To explore the structure-activity relationship of polypyridyl ruthenium(II) complexes as DNA topoisomerase II and T7-RNA polymerase inhibitors, four new complexes with different ancillary ligands have been synthesized. Their DNA binding strength and inhibitory activities are found to be quite different. The experimental and theoretical studies suggest that ancillary ligands bearing lower LUMO energy, better hydrophobicity and less steric hindrance of are beneficial to the DNA intercalation, topoisomerase inhibition and transcription inhibition of their complexes.
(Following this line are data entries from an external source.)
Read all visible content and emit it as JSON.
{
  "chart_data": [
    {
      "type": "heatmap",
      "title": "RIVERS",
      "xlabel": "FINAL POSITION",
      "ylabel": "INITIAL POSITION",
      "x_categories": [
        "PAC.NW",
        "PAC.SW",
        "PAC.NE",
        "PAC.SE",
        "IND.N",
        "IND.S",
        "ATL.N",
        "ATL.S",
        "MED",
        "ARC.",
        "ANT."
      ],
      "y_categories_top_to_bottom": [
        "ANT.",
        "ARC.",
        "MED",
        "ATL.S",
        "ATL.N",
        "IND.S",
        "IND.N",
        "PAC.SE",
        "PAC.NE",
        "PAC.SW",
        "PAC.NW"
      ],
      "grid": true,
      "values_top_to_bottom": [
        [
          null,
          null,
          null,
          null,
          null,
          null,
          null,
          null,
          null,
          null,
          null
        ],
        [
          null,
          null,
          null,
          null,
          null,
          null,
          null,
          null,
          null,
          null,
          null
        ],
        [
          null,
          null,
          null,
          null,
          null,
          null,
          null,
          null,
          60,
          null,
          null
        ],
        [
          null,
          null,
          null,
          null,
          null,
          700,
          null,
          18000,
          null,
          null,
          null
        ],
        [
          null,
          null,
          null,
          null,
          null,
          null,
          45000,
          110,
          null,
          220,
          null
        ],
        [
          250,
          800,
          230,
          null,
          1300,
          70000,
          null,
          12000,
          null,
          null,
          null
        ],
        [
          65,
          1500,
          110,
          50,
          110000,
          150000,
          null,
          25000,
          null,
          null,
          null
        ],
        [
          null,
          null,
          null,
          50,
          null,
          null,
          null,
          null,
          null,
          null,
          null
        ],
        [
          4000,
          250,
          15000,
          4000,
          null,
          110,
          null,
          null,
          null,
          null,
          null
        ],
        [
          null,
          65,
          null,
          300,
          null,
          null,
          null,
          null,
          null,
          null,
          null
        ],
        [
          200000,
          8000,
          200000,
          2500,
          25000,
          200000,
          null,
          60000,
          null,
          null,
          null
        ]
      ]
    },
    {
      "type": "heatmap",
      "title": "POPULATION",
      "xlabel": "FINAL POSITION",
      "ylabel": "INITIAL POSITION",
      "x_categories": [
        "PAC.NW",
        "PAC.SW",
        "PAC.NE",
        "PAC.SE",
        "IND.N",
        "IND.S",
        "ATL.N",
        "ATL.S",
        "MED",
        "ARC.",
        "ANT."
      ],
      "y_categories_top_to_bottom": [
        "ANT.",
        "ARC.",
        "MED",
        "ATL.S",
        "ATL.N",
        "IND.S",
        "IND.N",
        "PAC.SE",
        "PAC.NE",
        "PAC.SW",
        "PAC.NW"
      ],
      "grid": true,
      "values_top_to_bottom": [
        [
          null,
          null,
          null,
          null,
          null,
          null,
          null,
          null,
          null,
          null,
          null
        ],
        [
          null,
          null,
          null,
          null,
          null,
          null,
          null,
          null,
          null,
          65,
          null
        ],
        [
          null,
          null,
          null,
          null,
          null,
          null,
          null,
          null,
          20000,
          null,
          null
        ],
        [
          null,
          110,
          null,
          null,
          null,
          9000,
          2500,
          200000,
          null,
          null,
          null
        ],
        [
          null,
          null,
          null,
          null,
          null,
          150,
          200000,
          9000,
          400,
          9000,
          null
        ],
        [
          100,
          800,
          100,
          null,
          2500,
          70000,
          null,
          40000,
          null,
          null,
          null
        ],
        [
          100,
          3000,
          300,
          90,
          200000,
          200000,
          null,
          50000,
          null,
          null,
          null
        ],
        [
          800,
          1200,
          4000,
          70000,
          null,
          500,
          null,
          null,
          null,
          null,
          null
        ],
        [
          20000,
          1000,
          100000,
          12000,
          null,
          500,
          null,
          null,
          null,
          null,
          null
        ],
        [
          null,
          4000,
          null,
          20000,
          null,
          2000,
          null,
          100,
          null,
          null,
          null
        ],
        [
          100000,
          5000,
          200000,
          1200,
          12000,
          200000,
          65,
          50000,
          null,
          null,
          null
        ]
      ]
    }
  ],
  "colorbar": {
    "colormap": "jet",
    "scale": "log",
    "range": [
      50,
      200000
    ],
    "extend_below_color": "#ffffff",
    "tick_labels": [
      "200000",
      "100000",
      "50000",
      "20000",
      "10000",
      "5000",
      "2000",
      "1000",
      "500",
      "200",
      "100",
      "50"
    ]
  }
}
To explore the structure-activity relationship of polypyridyl ruthenium(II) complexes as topoisomerase II and T7 RNA polymerase inhibitors, four new complexes, [Ru(4dmb) 2(ppd)] 2+ (4dmb = 4,4′-dimethyl-2,2′-bipyridine, ppd = pteridino[6,7- f][1,10] phenanthroline-1,13(10 H,12 H)-dione), [Ru(5dmb) 2(ppd)] 2+ (5dmb = 5,5′-dimethyl-2,2′-bipyridine), [Ru(dip) 2(ppd)] 2+ (dip = 4,7-diphenyl-1,10-phenanthroline), and [Ru(ip) 2(ppd)] 2+ (ip = imidazole[4,5- f][1,10]phenanthroline) have been synthesized and characterized in detail by 1H NMR spectroscopy, mass spectrometry and elemental analysis. Their interaction with calf thymus DNA and the inhibitory activity towards topoisomerase II and T7 RNA polymerase were investigated. The results suggest that although all of these four Ru(II) complexes are potent DNA intercalators, topoisomerase II inhibitors and DNA transcription inhibitors, their DNA binding strength and inhibitory activities are quite different. The activity of ip- and dip-complexes are significantly higher than the dmb-complexes. To explain the experimental regularity and reveal the underlying quantum chemistry mechanism of the biological activity, the properties of energy levels and population of frontier molecular orbitals and excited state transitions of these complexes have been studied by density functional theory (DFT) and time-depended DFT (TDDFT) calculations. The results suggest that ancillary ligands bearing lower energy of the lowest unoccupied molecular orbitals (LUMOs), better hydrophobicity and less steric hindrance of are beneficial to the DNA intercalation and topoisomerase II and DNA transcription inhibition of their complexes.